You don't like Jude because you see yourself. 

They did turn me down for a Rhodes scholarship and I'm still a bit bitter about it, so you may have a point.
 

I loved TCoMC (my first RoF name was inspired by it!). Also a big fan of The Adventures of Huckleberry Finn, Treasure Island, To Kill A Mockingbird, and One Hundred Years of Solitude. 

Tolstoy and Dostoevsky are just too bleak and slow for me.

Vanity Fair is a great read. Anna Karenina is bleak but sweeps you in. If you're going in for the Russians I prefer W&P, Dr Zhivago, and Quiet Flows the Don. Honestly it's getting too warm for them though, they are winter books imo. 

Can't be bothered with Hardy, don't find it enjoyable. 

Snowfoxberry - thank you.  War & Peace is on my list.  I know it will be hard-going but, I will do it lying on my chair in the back garden.

I may not say the same thing in October.  But, I do love the Russian writers.

Anyone who disses Hardy is a wrong’un.

On the Ruskis - Crime and Punishment is the correct answer, but Anna Karenina and the Bros K run it close. W&P needs the sort of discretionary time most of us don’t have. 

Crime and Punishment is a different type of book, it's good but it's less of a novel. It feels like hard work that is rewarding, rather than a story you can get lost in. Ditto the Brothers K. 
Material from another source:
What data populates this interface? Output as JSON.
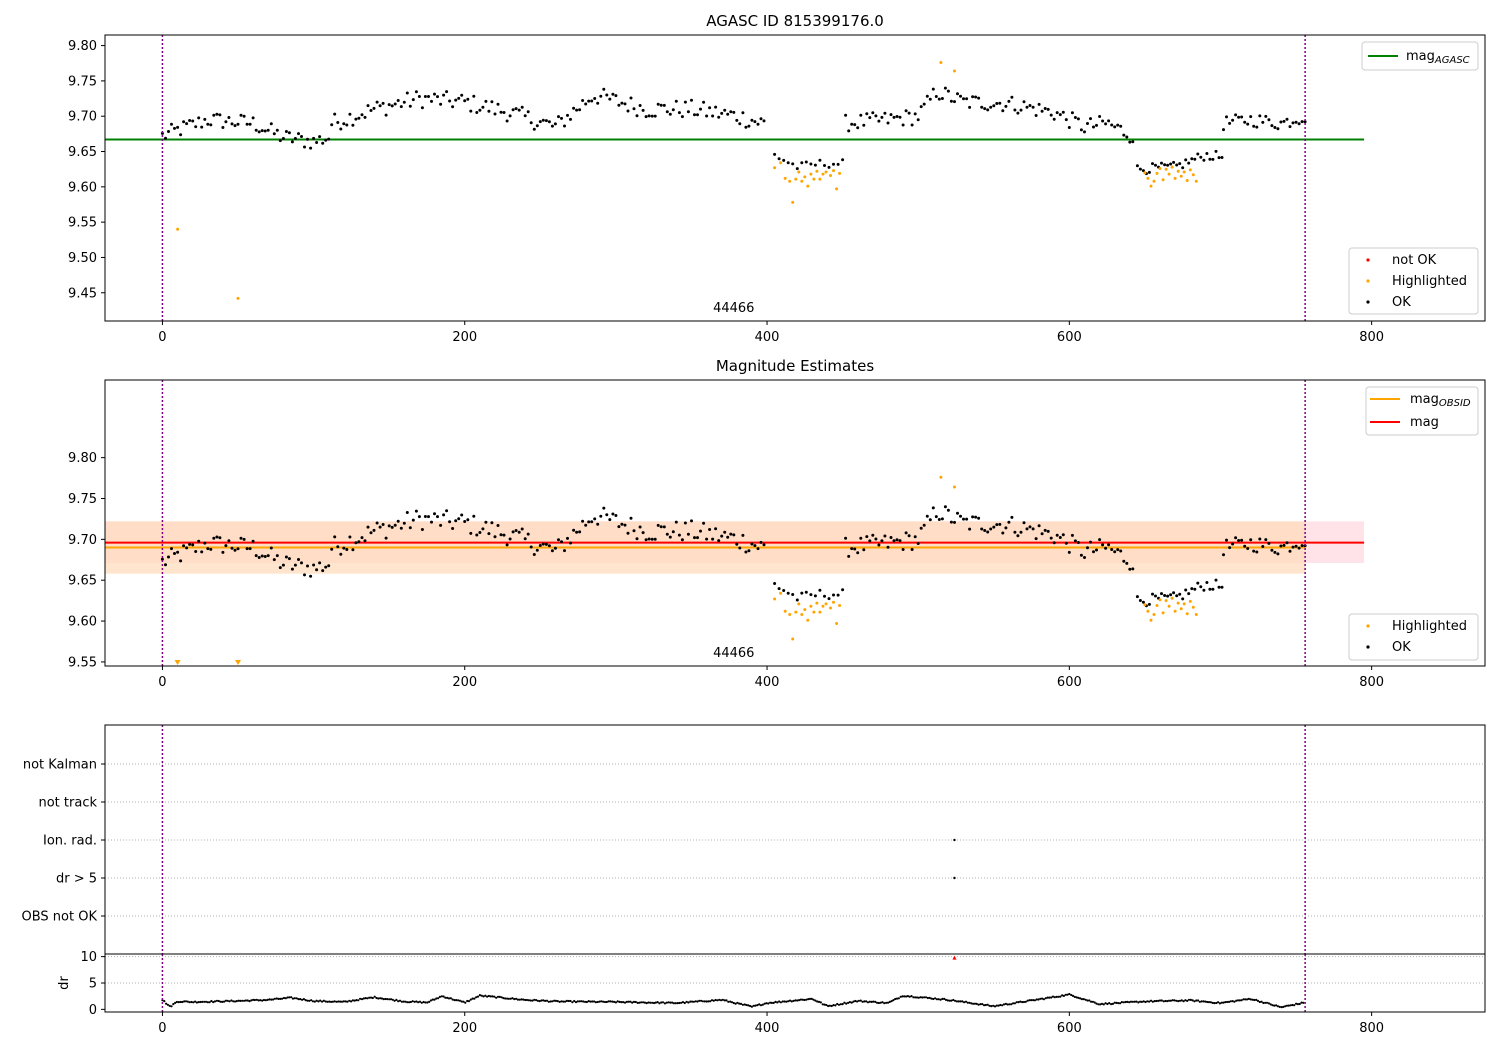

If you've finished War and Peace and are at a loose end try Hardy's The Dynasts. An Epic drama of the war with Napoleon In Three Parts, Nineteen Acts and Thirty Scenes. It couldn't really be staged. The detailed stage directions set the scene like a novel. More of a screenplay but then you'd lose the writing. The reader is given a bird's eye view. Would need CGI.